19 points | by rbanffy 2 days ago

13 comments

michael1999 2 days ago
This matches my testing. Aurora is fast enough that we actual started to contend on the heap locks, and had to tune our batch orders. Too bad network-attached i/o is so slow.
moralestapia 2 days ago
>from self-managed PostgreSQL on EC2 to the managed Aurora service
They were on AWS already, they just moved from "the most expensive" to "the second most expensive" alternative.
[-]
- LunaSea 2 days ago
  That also explain the performance gains.
  I don't think that these numbers stand if you compare with a PostgreSQL on a bare metal server with NVMe SSDs attached to it.
  [-]
  - mannyv 2 days ago
    Note that they were running psql on ec2 instances, which implies bare metal with SSDs.
    Yes you can get actual hosts in AWS if you pay for them.
    The article also implies that they were never able to get psql to replicate effectively.

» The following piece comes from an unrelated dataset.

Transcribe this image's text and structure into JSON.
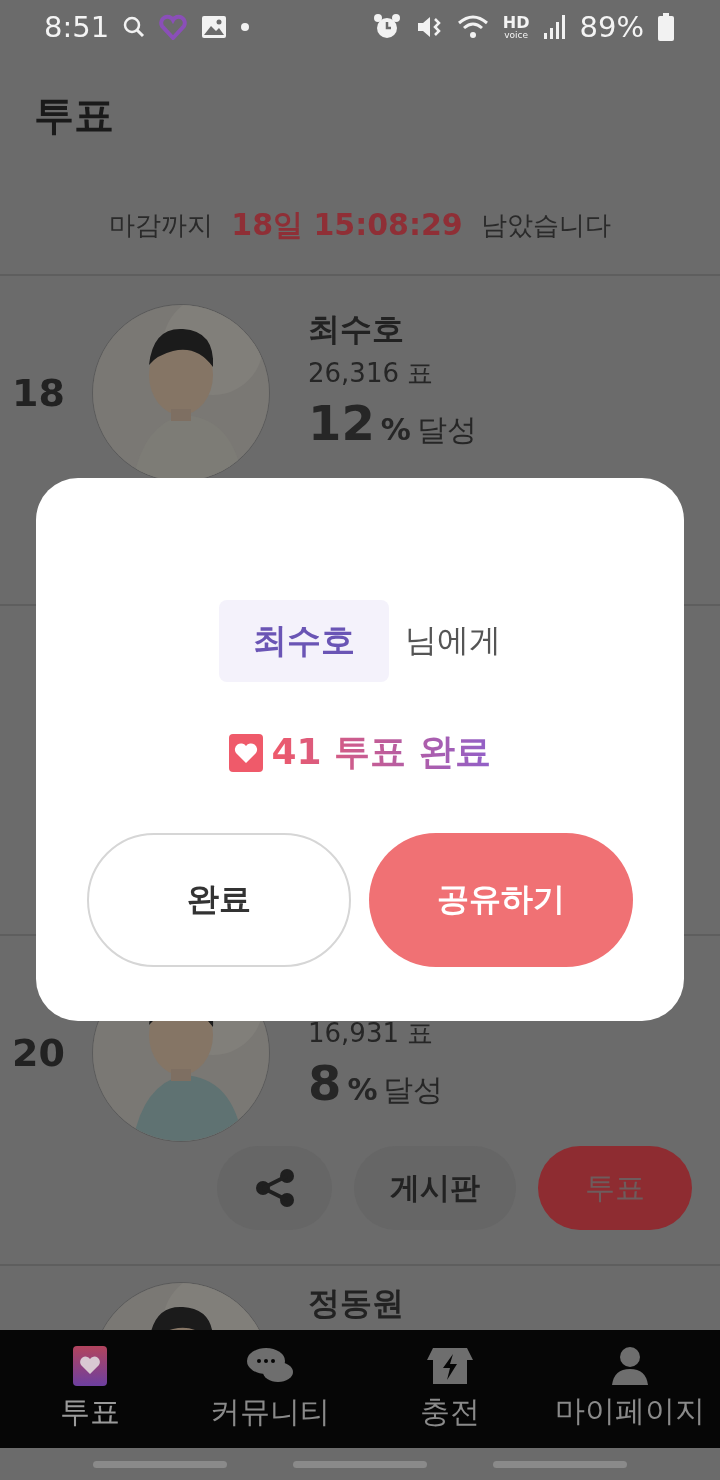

    Whomever their DBA was was couldn't do it, so they were like "fuck it, let's move to Aurora." Their database brought no actual value, so it make sense for them.
    [-]
    - LunaSea 2 days ago
      > Note that they were running psql on ec2 instances, which implies bare metal with SSDs.
      No, this doesn't imply SSDs.
      EC2 instances do not have access to SSDs but to EBS volumes which is a much slower distributed network block storage medium.
      Not sure about their PostgreSQL replication issues but lots of companies manage to make it work without a hitch.
      [-]
      - ActorNightly 2 days ago
        You can have EC2s with ssds. But generally the workflow for running your own DB is smart caching in memory on top of whatever storage you got.
        [-]
        LunaSea a day ago
        The problem with the metal instances you are referring to is that the SSD is lost if you stop and start the server.
    - ericmcer 2 days ago
      I wonder if he still has a job? Running all your postgres on ec2 is like 1000X harder than looking at the dashboard for an Aurora cluster.
    - yearolinuxdsktp 2 days ago
      They likely were running data on EBS volumes instead of bare metal SSDs, due to ease of recovery (a failed instance does not lose data on the attached EBS volumes). You can only run your DBs on bare metal SSDs if you are prepared to lose a node’s data completely.
      In fact, many instance types no longer have any ephemeral storage attached and it’s a default practice to use EBS for root and data volumes.
      There are some instance types that have extremely fast EBS performance (EBS io2 Block Express), which has hardware acceleration and an optimized network protocol for EBS network I/O and offers sub-millisecond latency. However, these are expensive and get even more so if you go up in IOPS.
      [-]
      - Tostino 2 days ago
        I'd argue you need the infrastructure to recover from loss of a host regardless if you have backups setup properly.
        Using EBS seems like a total anti-pattern for DB workloads.
amtamt 2 days ago
Why Griffiths Waite website does not have netflix in "we have helped" customers list?
[-]
- Macha a day ago
  It doesn’t appear they were involved in the migration, just in writing this article which is mostly reiterating the AWS press release?
- throwaway-blaze 2 days ago
  Probably contractually disallowed.